Sarah Laurenson said...

IMO It's good, but not quite there. I think it needs some cutting. "just" "always" - these are words that editors are generally unhappy to see in a manuscript and you have them both in the last sentence. There are things here that border on cliche.

It's like you have this great story and you're hiding it behind stuff that's safe. I'd like to see it break out.

So I took a stab at what I think is essential leaving lots of room for more voice.

As a stealth master, Sarhya helps protect other street kids hiding from a despotic government that considers orphans nothing more than cheap labor. For the first time, an adult has asked to join their ranks – the legendary Black Dragon, a stealth master like herself. Sarhya is none too pleased to have someone encroaching on her position, no matter how famous he is. The Black Dragon's former employer is determined to get him back by blackmailing an unsuspecting Sarhya, who is about to find out how harsh reality can be when it comes to learning the truth about her family.

Wilkins MacQueen said...

Totally with Sarah, and great revision btw Sarah.

Can I suggest you put the organization name first then the initials in brackets when you mention the organization. After that use SSS.

I'm still guessing (as I did from the first go around) that Black Dragon is the mc's dad and that's why he wants in the kid organization. If so you can say so in the query, unbeknownst to... Black Dragon...

Don't hide the plot in the query which you have done without fail in each revision.

Back in the toaster oven. Please address the issues in the query that have been raised, more than once.

Until those problems are dealt with you won't get any farther.

Nice re-write but I wish you'd tackle the ambiguity I feel from the lack of story. Again.

Not giving out enough of the plot. Again.

You can fix this easily,so will you please?

Wilkins MacQueen said...
This comment has been removed by the author.
Wilkins MacQueen said...

Sorry, posted comment twice. I deleted it.

Wilkins MacQueen said...
This comment has been removed by the author.
vkw said...

My first thought is that the plot sounds a bit more complicated and uninteresting to a middle grade level.

I am not expert on this.

Sarhya and her friends live in a dangerous world where street kids are rounded up by the government to be used as cheap labor. As a stealth master, its become second nature for her to deal with infiltrators, smugglers and rival spies. (this is kind of odd to me. I would think street kids would be hoaning their skills on hiding, freeing kids taken and surviving).

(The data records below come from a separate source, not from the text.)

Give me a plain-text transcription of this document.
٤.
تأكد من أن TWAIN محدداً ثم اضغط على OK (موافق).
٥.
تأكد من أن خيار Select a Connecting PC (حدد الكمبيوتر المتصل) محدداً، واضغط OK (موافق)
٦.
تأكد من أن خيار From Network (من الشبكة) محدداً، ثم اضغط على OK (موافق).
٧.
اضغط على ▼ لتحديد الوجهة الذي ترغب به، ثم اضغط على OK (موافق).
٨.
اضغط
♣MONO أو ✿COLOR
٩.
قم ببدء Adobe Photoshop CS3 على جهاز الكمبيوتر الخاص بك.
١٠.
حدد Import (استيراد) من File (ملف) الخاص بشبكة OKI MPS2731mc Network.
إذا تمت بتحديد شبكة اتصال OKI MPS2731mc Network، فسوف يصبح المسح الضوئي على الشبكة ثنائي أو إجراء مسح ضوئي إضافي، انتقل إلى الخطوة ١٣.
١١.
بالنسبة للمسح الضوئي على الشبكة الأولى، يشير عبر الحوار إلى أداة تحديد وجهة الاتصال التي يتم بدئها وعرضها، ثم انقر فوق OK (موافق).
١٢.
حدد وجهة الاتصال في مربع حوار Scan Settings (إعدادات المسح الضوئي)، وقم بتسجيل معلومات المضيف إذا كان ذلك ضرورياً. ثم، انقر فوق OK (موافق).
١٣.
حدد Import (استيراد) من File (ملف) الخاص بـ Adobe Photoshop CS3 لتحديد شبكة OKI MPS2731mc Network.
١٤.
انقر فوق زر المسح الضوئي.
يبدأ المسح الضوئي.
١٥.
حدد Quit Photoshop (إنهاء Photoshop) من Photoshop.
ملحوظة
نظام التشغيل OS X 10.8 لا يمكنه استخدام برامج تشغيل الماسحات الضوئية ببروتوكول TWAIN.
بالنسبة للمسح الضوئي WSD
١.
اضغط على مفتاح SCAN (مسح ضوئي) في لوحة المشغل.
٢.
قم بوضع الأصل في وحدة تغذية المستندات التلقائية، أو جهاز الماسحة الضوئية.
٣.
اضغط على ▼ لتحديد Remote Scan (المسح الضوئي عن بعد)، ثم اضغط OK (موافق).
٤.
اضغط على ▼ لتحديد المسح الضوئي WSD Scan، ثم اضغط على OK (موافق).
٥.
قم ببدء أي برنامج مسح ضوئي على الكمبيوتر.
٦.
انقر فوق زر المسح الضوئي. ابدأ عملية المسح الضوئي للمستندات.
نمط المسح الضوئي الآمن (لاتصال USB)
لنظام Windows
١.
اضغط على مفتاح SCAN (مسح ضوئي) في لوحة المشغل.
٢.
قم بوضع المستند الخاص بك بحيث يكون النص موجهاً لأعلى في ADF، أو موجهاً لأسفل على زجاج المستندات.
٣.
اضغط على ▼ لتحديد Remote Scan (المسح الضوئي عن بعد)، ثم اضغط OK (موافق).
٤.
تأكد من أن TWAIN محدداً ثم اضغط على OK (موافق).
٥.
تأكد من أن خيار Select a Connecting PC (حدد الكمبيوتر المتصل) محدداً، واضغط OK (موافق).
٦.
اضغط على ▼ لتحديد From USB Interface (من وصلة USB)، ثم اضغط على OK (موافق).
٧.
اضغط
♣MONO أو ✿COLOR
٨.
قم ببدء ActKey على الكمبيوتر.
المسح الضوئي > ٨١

For the first time in the group's history, an adult has asked to join their cause. He is none other than the Black Dragon who is renown (for something). Sarhya is none to happy when his request in granted. She doesn't want someone encroaching on her leadership. And, don't adults always take over?

Why does SSS as a whole have to deal with Black Dragon quitting his employer to join theirs? Doesn't sound like the employer took offense.

Sarhya's injured ego becomes the least of her worries when Black Dragon's former employer blackmails her in order to get him back. (what kind of blackmail and how does it lead to her learning about her family?)

The query is too wordy. There are meaningless phrases in here that can be easily cut.